Al verla sola la invitaron a unirse a ellos y ella aceptó encantada pues de eso se trataba este viaje, de conocer gente nueva.

De aquella casualidad nació una amistad que se mantenía ahí, en la distancia.

A él, Xavi —catalán de pura cepa— se le veía encantado a su lado y pronto entre sus amigos comenzaron las típicas bromas del emparejamiento fortuito y que suerte y todo esto.

En el transcurso de la velada Xavi le contó que era profesor de matemáticas en un instituto del centro y que después de cinco años de un duro trabajo de preparación había conseguido su plaza fija.

Ahora ya con la estabilidad económica de la que disfrutaba había decidido comprarse un ático y estaba ultimando en esos días el papeleo.

Parecía una buena persona –de esas que ya van quedando pocas– educado, atento y muy detallista con ella.

Carmen le miraba y en su interior lo único que acertaba a pensar era que porqué no viviría el tal Xavi en Madrid.

No volvieron a verse, se despidieron y cada uno siguió su camino.

Ella al día siguiente ya se volvía para Madrid, pero mantuvieron el contacto vía email y sobretodo whatsapp, porque en estos tiempos las llamadas telefónicas, esas en que se pueden definir los matices de lo que estas contando y se siente al interlocutor realmente mas cercano, esas estaban en desuso.

Lo mas impersonal de las comunicaciones nos estaba ganando la partida.

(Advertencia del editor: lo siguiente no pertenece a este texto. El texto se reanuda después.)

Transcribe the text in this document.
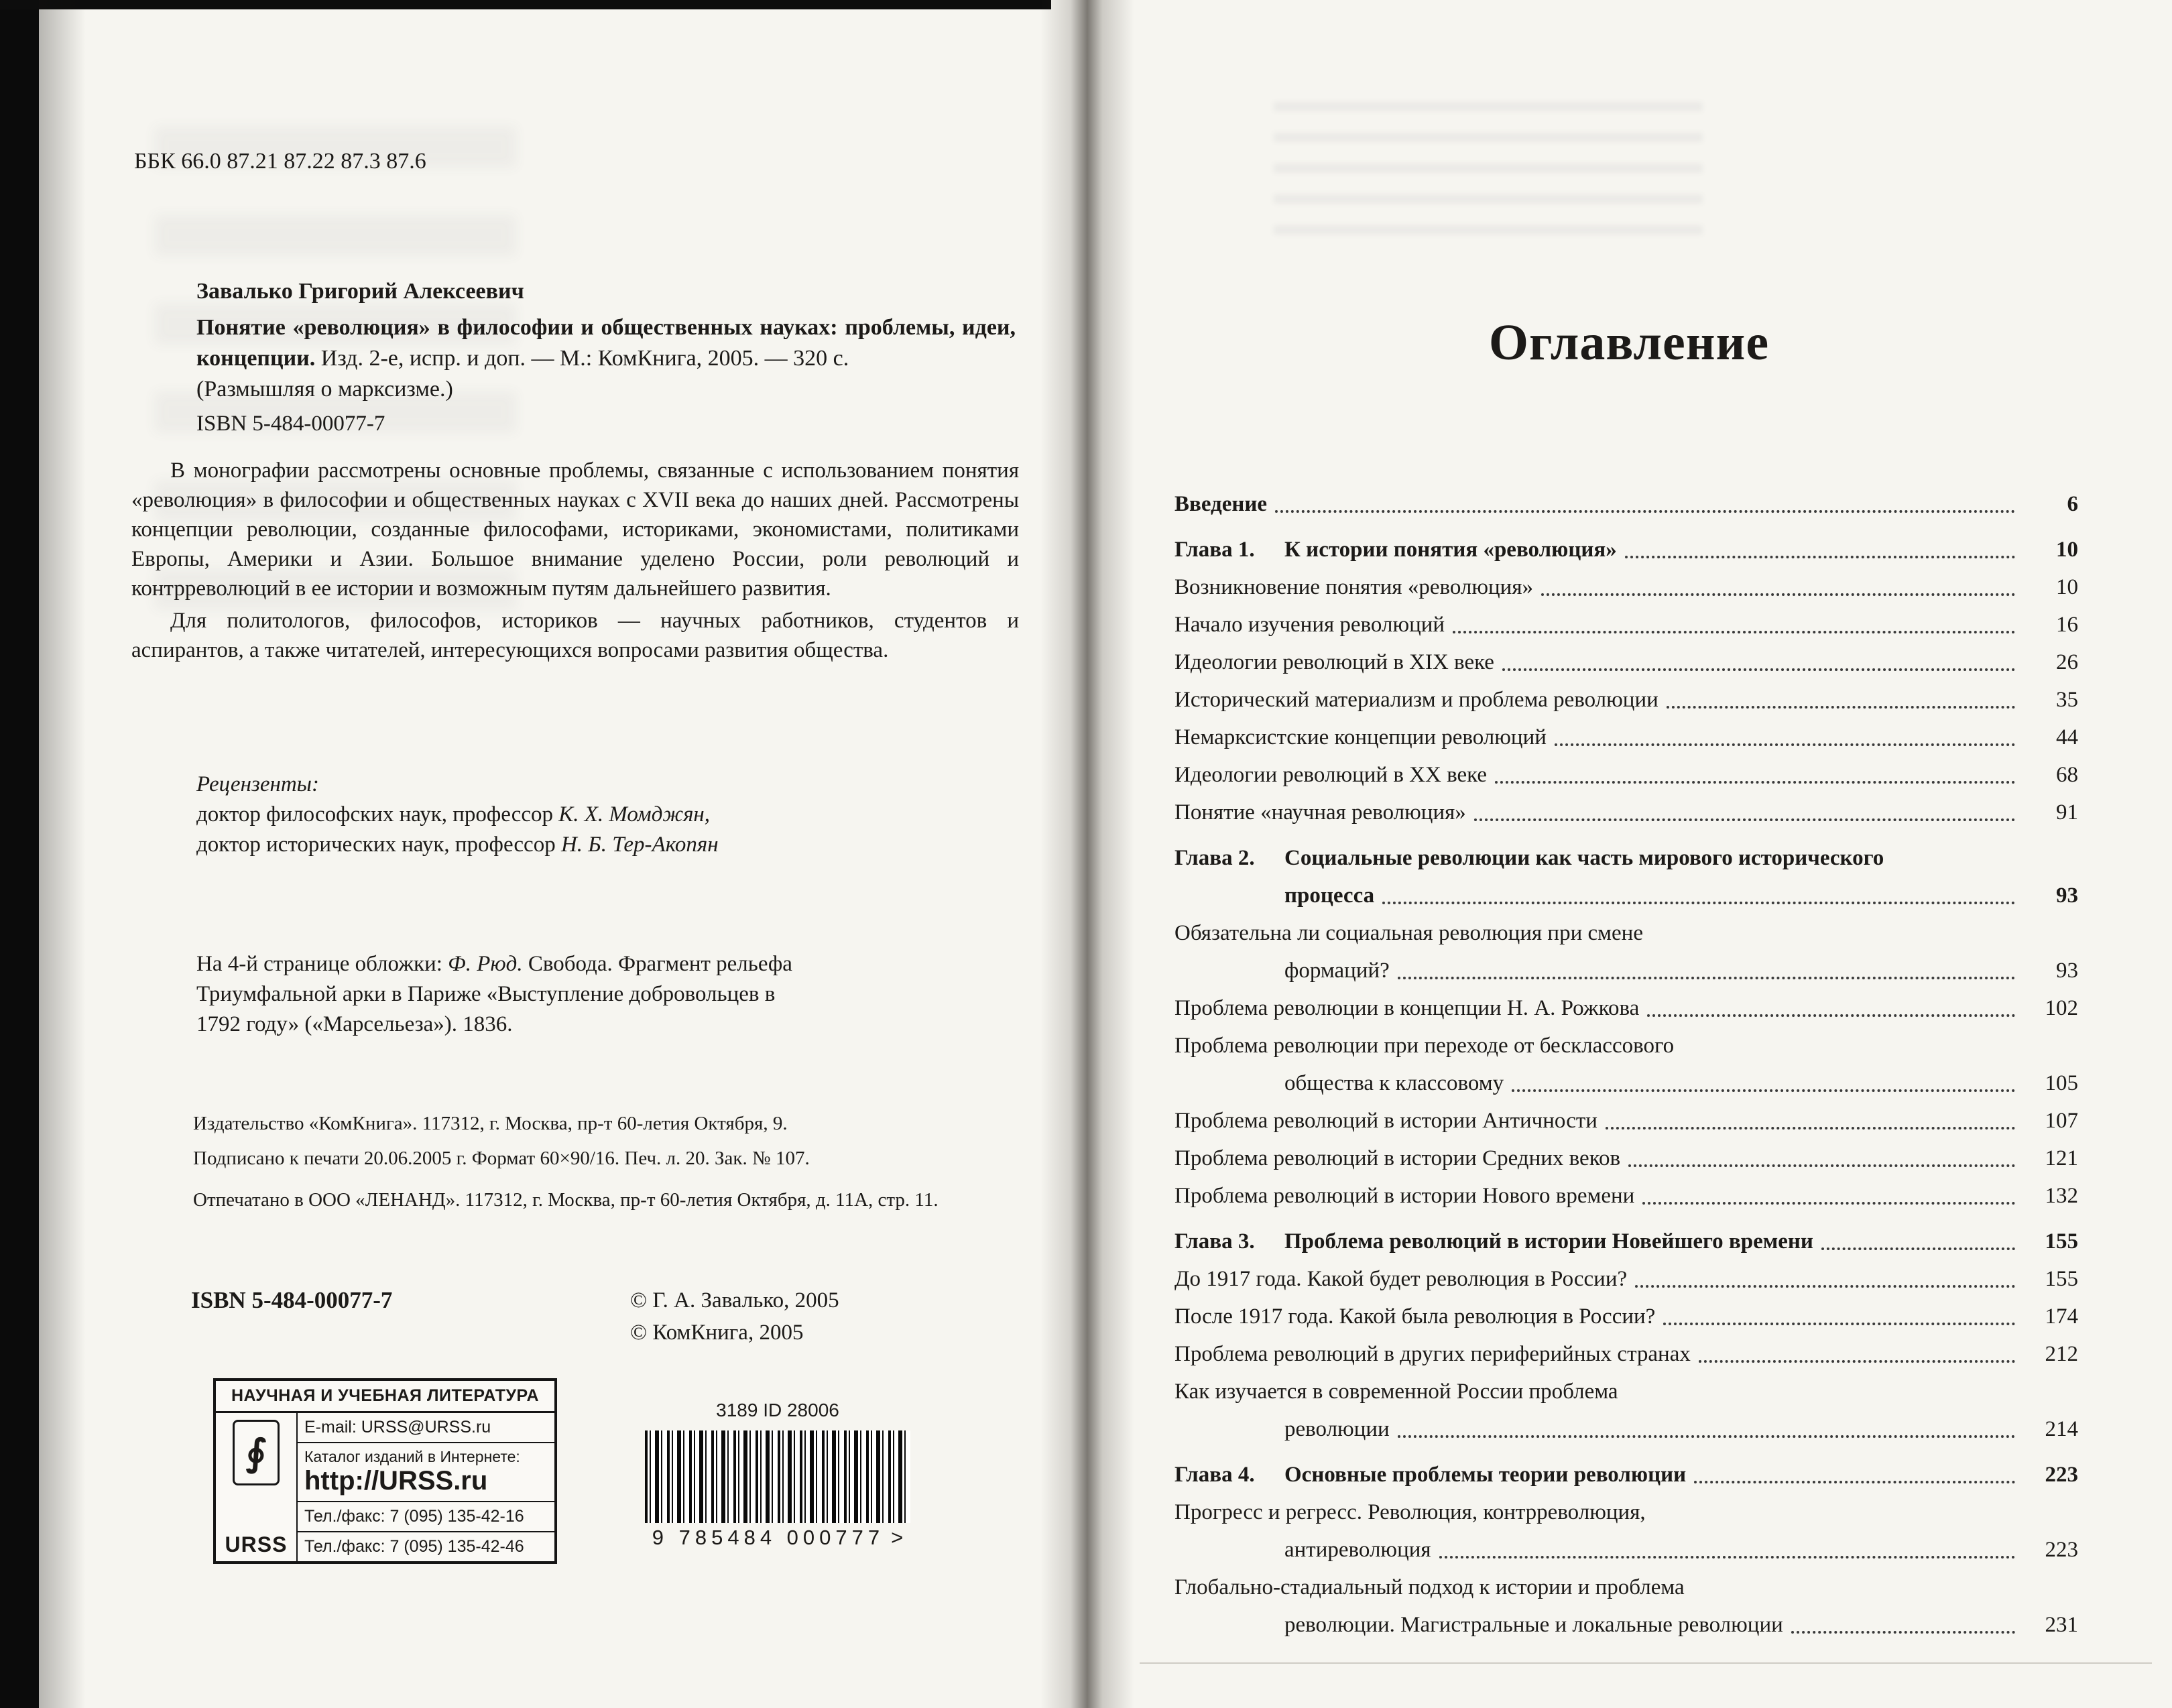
ББК 66.0 87.21 87.22 87.3 87.6
Завалько Григорий Алексеевич
Понятие «революция» в философии и общественных науках: проблемы, идеи, концепции. Изд. 2-е, испр. и доп. — М.: КомКнига, 2005. — 320 с.
(Размышляя о марксизме.)
ISBN 5-484-00077-7

В монографии рассмотрены основные проблемы, связанные с использованием понятия «революция» в философии и общественных науках с XVII века до наших дней. Рассмотрены концепции революции, созданные философами, историками, экономистами, политиками Европы, Америки и Азии. Большое внимание уделено России, роли революций и контрреволюций в ее истории и возможным путям дальнейшего развития.

Для политологов, философов, историков — научных работников, студентов и аспирантов, а также читателей, интересующихся вопросами развития общества.

Рецензенты:
доктор философских наук, профессор К. Х. Момджян,
доктор исторических наук, профессор Н. Б. Тер-Акопян
На 4-й странице обложки: Ф. Рюд. Свобода. Фрагмент рельефа Триумфальной арки в Париже «Выступление добровольцев в 1792 году» («Марсельеза»). 1836.
Издательство «КомКнига». 117312, г. Москва, пр-т 60-летия Октября, 9.
Подписано к печати 20.06.2005 г. Формат 60×90/16. Печ. л. 20. Зак. № 107.
Отпечатано в ООО «ЛЕНАНД». 117312, г. Москва, пр-т 60-летия Октября, д. 11А, стр. 11.
ISBN 5-484-00077-7	© Г. А. Завалько, 2005
© КомКнига, 2005
НАУЧНАЯ И УЧЕБНАЯ ЛИТЕРАТУРА
∮
URSS
E-mail: URSS@URSS.ru
Каталог изданий в Интернете:
http://URSS.ru
Тел./факс: 7 (095) 135-42-16
Тел./факс: 7 (095) 135-42-46
3189 ID 28006
9 785484 000777 >
Оглавление
Введение	6
Глава 1.	К истории понятия «революция»	10
Возникновение понятия «революция»	10
Начало изучения революций	16
Идеологии революций в XIX веке	26
Исторический материализм и проблема революции	35
Немарксистские концепции революций	44
Идеологии революций в XX веке	68
Понятие «научная революция»	91
Глава 2.	Социальные революции как часть мирового исторического
процесса	93
Обязательна ли социальная революция при смене
формаций?	93
Проблема революции в концепции Н. А. Рожкова	102
Проблема революции при переходе от бесклассового
общества к классовому	105
Проблема революций в истории Античности	107
Проблема революций в истории Средних веков	121
Проблема революций в истории Нового времени	132
Глава 3.	Проблема революций в истории Новейшего времени	155
До 1917 года. Какой будет революция в России?	155
После 1917 года. Какой была революция в России?	174
Проблема революций в других периферийных странах	212
Как изучается в современной России проблема
революции	214
Глава 4.	Основные проблемы теории революции	223
Прогресс и регресс. Революция, контрреволюция,
антиреволюция	223
Глобально-стадиальный подход к истории и проблема
революции. Магистральные и локальные революции	231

Ahora allí sentada mirando los barquillos navegar sentía que María iba a tener mas suerte que ella –cosa que no le molestaba en absoluto– pues su situación si decidía darle un empujón de verdad tendría que pasar irremediablemente por establecer una relación a distancia con Xavi.

Pensando en todo esto se le escapó una sonrisa que gradualmente se fue acrecentando hasta acabar en una sonora carcajada. ¿Que estaba diciendo? Si ni siquiera habían llegado a darse un beso.

Ya llevaba sentada allí una media hora y su amiga se retrasaba, lo cual no era habitual en ella.

Al fin divisó a lo lejos la delgada silueta de María –la flaca– a la que consideraba su hermana menor aunque realmente solo le llevaba unos tres meses de diferencia.

Pero le gustaba esa “sensación” de hermana mayor, –como buena Cancer le afloraba su vena protectora– y su amiga lo aceptaba de buen grado.

María le pidió disculpas por el retraso y después de darse un abrazo se dispusieron a dar un corto paseo por el parque.

Esta vez fue Carmen la que pidió consejo a su “hermana pequeña” sobre la débil relación que mantenía con Xavi, como podría enfocarlo para reforzar ese vínculo y que opinaba ella.

María se lo resumió todo en una sola frase; arriésgate y ya verás que en un par de meses estamos cenando los cuatro juntos en Barcelona.

A María se la veía realmente animada y deseando que acabase esta maldita semana laboral para desembarcar en ese fin de semana que se entreveía tan prometedor.

El resto del paseo discurrió con una de las típicas conversaciones que se tienen antes de una cita, es decir, y ¿que vestido me pongo? o ¿te parece mejor algo mas informal?

Los nervios estaban a flor de piel, pero si lo que nos pone nerviosos es una cuestión amorosa, el romanticismo o la belleza, bienvenidos sean esos nervios.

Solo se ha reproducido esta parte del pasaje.